What are ‘neurofibrillary tangles’?
- Paired helical filaments are partly made from tau.
- Tau interacts with tubulin to stabilise microtubules
- In AD, tau proteins are excessively phosphorylated, impairing the function.
What is the characteristic pathological feature of Lewy Body dementia?
Alpha-synuclein cytoplasmic inclusions (Lewy bodies) in the substantia nigra, paralimbic and neocortical areas.
What are the features of Lewy Body dementia?
1) Progressive cognitive impairment:
- > early impairments in attention and executive function, rather than just memory loss.
- > cognition may be fluctuating
2) Parkinsonism
3) Visual hallucinations (other features such as delusions and non-visual hallucinations may also be seen)
How is Lewy Body dementia diagnosed?
- Usually clinical diagnosis
- SPECT (Single-photon emission CT) is increasingly used. Commercially known as a ‘DaTscan’.
What is the Sensitivity and Specificity of a SPECT scan in diagnosing Lewy Body dementia?
Sensitivity = 90%
Specificity = 100%
What is the management of Lewy Body Dementia?
- Acetylcholinesterase inhibitors (Donepezil, Rivastigmine)
- Memantine
Why should neuroleptics be avoided in patients with Lewy Body dementia?
- Patients are extremely sensitive and may develop irreversible parkinsonism.
Note: questions may give a history of a patient who has deteriorated following the introduction of an antipsychotic agent.

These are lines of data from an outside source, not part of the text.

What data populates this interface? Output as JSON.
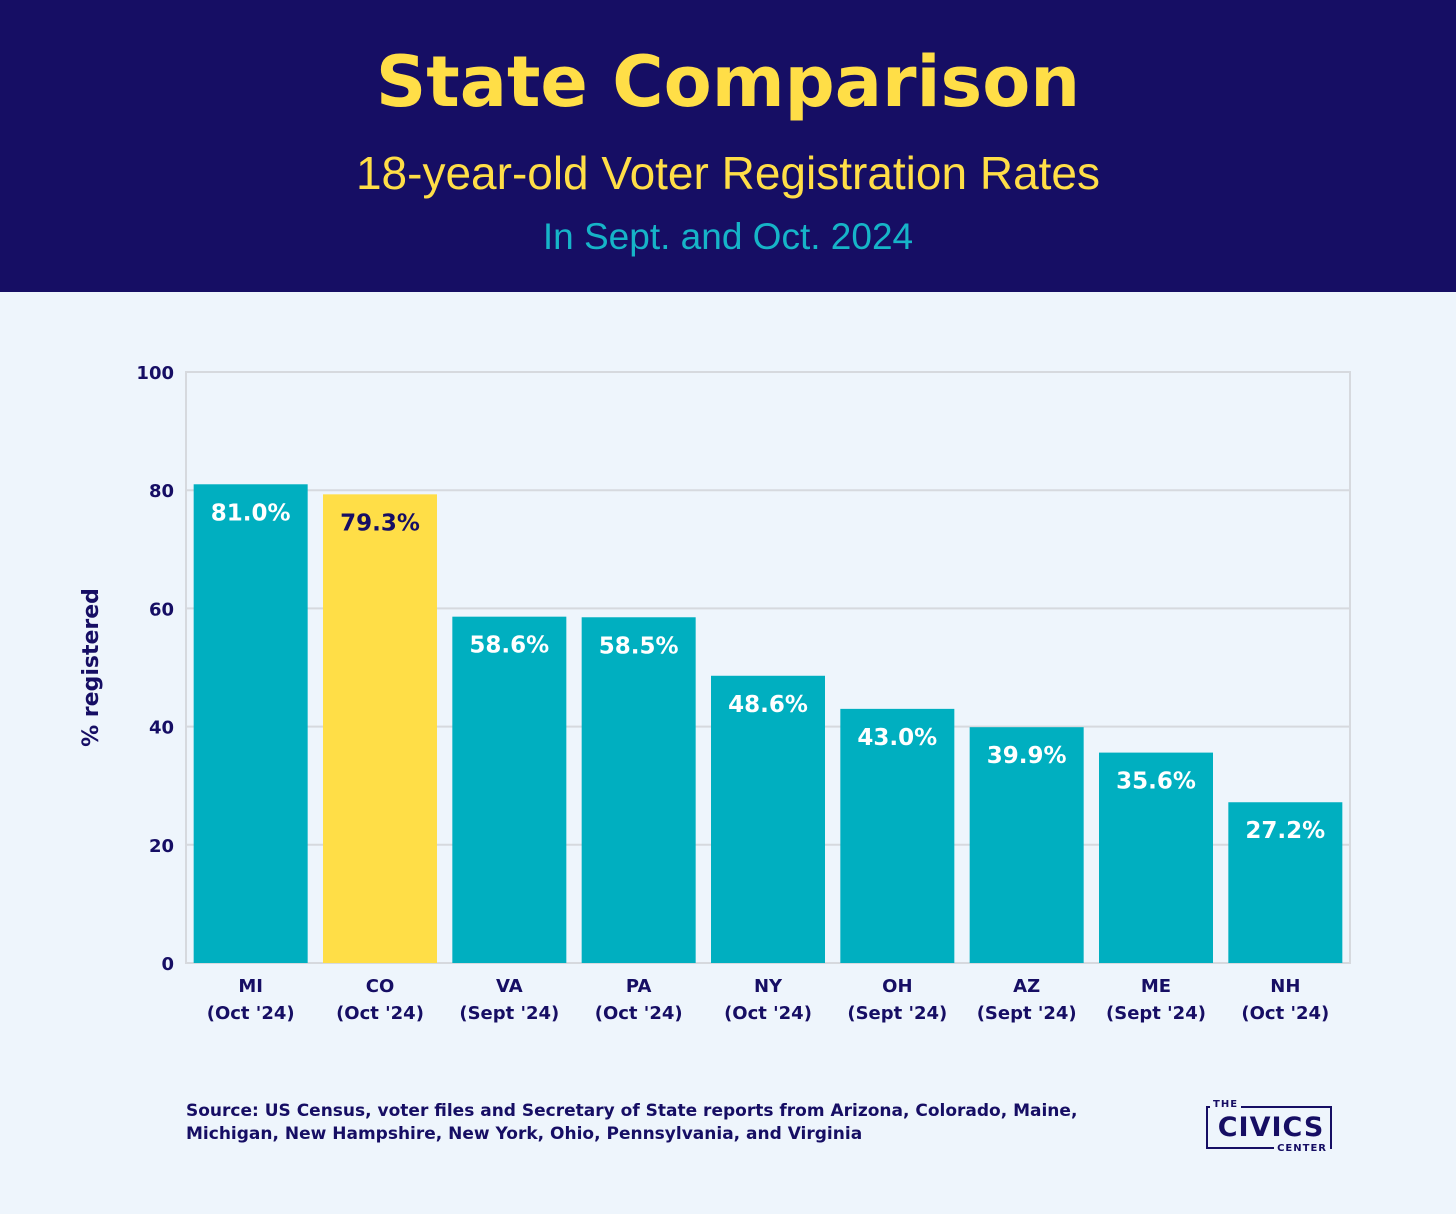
{
  "header": {
    "title": "State Comparison",
    "subtitle": "18-year-old Voter Registration Rates",
    "subtitle2": "In Sept. and Oct. 2024"
  },
  "chart_data": {
    "type": "bar",
    "categories": [
      [
        "MI",
        "(Oct '24)"
      ],
      [
        "CO",
        "(Oct '24)"
      ],
      [
        "VA",
        "(Sept '24)"
      ],
      [
        "PA",
        "(Oct '24)"
      ],
      [
        "NY",
        "(Oct '24)"
      ],
      [
        "OH",
        "(Sept '24)"
      ],
      [
        "AZ",
        "(Sept '24)"
      ],
      [
        "ME",
        "(Sept '24)"
      ],
      [
        "NH",
        "(Oct '24)"
      ]
    ],
    "values": [
      81.0,
      79.3,
      58.6,
      58.5,
      48.6,
      43.0,
      39.9,
      35.6,
      27.2
    ],
    "data_labels": [
      "81.0%",
      "79.3%",
      "58.6%",
      "58.5%",
      "48.6%",
      "43.0%",
      "39.9%",
      "35.6%",
      "27.2%"
    ],
    "highlight_index": 1,
    "ylabel": "% registered",
    "xlabel": "",
    "ylim": [
      0,
      100
    ],
    "yticks": [
      0,
      20,
      40,
      60,
      80,
      100
    ],
    "grid": true,
    "colors": {
      "bar": "#00afc0",
      "highlight": "#ffde47",
      "label_on_bar": "#ffffff",
      "label_on_highlight": "#160e64",
      "text": "#160e64",
      "grid": "#d6d9de"
    }
  },
  "footer": {
    "source": "Source: US Census, voter files and Secretary of State reports from Arizona, Colorado, Maine, Michigan, New Hampshire, New York, Ohio, Pennsylvania, and Virginia"
  },
  "logo": {
    "the": "THE",
    "civics": "CIVICS",
    "center": "CENTER"
  }
}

What is the most common cause of Dementia in the UK?
Alzheimer’s Disease
followed by Vascular and Lewy Body dementia
Diagnosis of Dementia can be difficult and is often delayed. List 2 assessment tools recommended by NICE for the non-specialist setting in assessing for dementia.
1) 10-point cognitive screener (10-CS)
2) 6-item cognitive impairment test (6CIT)
What score on the Mini Mental State Examination implies dementia?
A MMSE score of 24 or less out of 30 suggests dementia.
Describe a patient’s pathway when they are en-route to getting a dementia diagnosis.
Primary Care: blood screen is usually sent to exclude reversible causes.
Refer to Memory Clinic / Old Age Psychiatry.
Secondary Care: Neuroimaging is performed to exclude reversible conditions (eg. subdural haematoma, normal pressure hydrocephalus), and to help provide information on aetiology to guide prognosis and management
Which bloods might a Primary Care Physician request in order to identify the reversible causes of Dementia?
FBC U&Es LFTs Calcium Glucose TFTs Vitamin B12 Folate
When and why might acetylcholinesterase inhibitors be contraindicated in a patient with Alzheimer’s?
SE of acetylcholinesterase inhibitors (Donepezil, Rivastigmine, Galantamine) = BRADYCARDIA (or SA block or AV block).
Hence, meds might be CI / started with caution in patients with conduction abnormalities or those taking beta blockers, rate-limiting CCBs, or Digoxin.